Le troisième et peut-être le plus grand danger d’une telle loi, quand sa nécessité n’est pas évidente pour tout le monde, est de pousser des gens modérément critiques dans le camp de ceux qui redoutent une dictature. Alors que cela n’a jamais été en soi une préoccupation de Chavez et que cela ne change pas beaucoup le rapport de forces entre chavistes et opposants, cela peut modifier la dynamique à l’intérieur même de l’opposition. Le fait que des gens appartenant à l’opposition modérée, comme Teodoro Petkoff, rejoignent ceux qui affirment que le Venezuela est une dictature totalitaire renforcent ceux qui, au sein de l’opposition, disent que Chavez doit être destitué du pouvoir par tous les moyens nécessaires. Bien entendu, c’est une chose que l’opposition a tout le temps répété et elle a misérablement échoué dans toutes ses nombreuses tentatives pour faire chuter Chavez. Toutefois, si elle voit ses options se réduire, elle pourrait être tentée par prendre les armes et lancer contre la révolution bolivarienne une guerre des contras dans la lignée de celle menée précédemment au Nicaragua contre les sandinistes. Bien qu’apparemment peu probable pour le moment, ce scénario n’est pas à exclure ; il se précisera à mesure que Chavez fournira des motifs à l’opposition - aussi inconsistants soient-ils.
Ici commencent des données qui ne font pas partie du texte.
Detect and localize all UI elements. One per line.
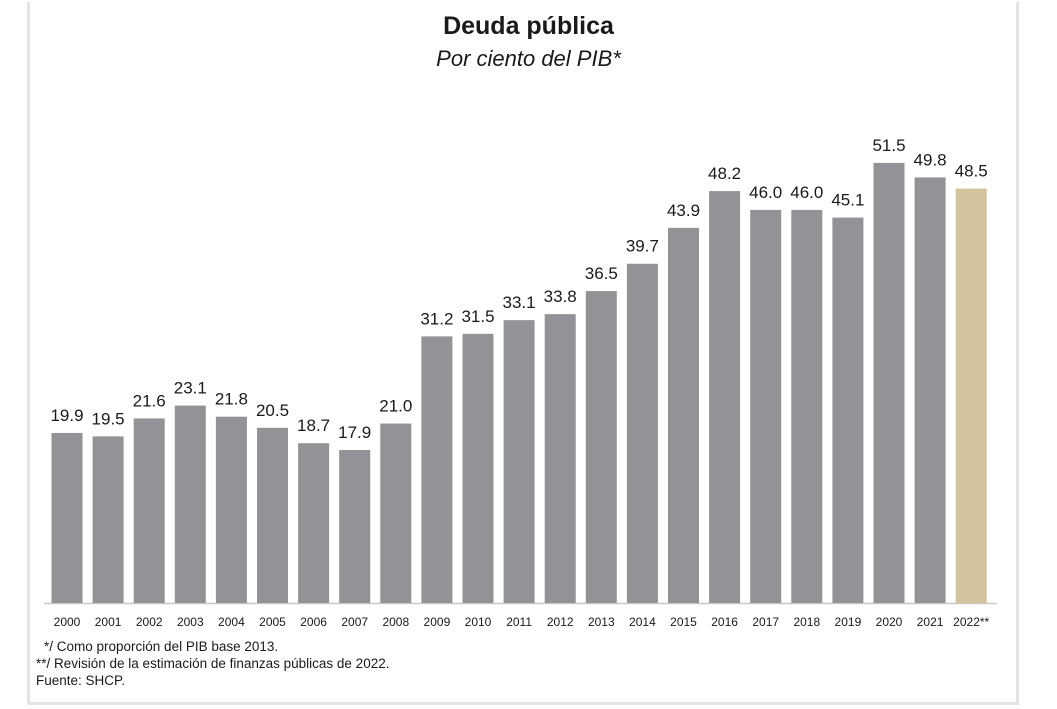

Enfin, la campagne internationale pour discréditer le gouvernement Chavez a redoublé d’intensité depuis la promulgation de la loi habilitante et l’adoption des mesures mentionnées précédemment. Si elle devait réussir là où d’autres ont précédemment et apparemment échoué, la révolution perdrait certainement une part du soutien international, un soutien dont elle a grandement besoin. Il y a encore une grande réserve de sympathie et de compréhension de par le monde pour le projet bolivarien, mais elle n’est pas illimitée.

Chavez et ses supporters devraient se demander si les risques potentiels de perdre leur appui international, d’avoir des lois de moindre qualité, de renforcer la politique personnaliste et la possible création d’une force « contra » compensent les supposés gains en efficacité dans l’établissement du socialisme du 21e siècle. Le Venezuela n’est pas sur la voie d’une dictature et les prophéties de l’opposition devront une fois encore être révisées pour ce qui est de la date du jugement dernier. Toutefois, on pourrait très bien se diriger vers une autre période d’incertitude et de déstabilisation si Chavez et ses supporters n’y prennent pas garde.

Notes :

[1Les autres seront abordés ultérieurement.

[2« Do Chavez’s New Decree Powers Undermine Venezuelan Democracy ? A Debate », Democracy Now !, 2 février 2007

[3Article 74 de la Constitution de la République bolivarienne du Venezuela.

[4« Poll : Venezuelans Have Highest Regard for Their Democracy », Venezuelanalysis.com, 20 décembre 2006.

[5Voir, par exemple : « Why Aren’t You in a Hurry, Comrade ? », Venezuelanalysis.com, 5 février 2007.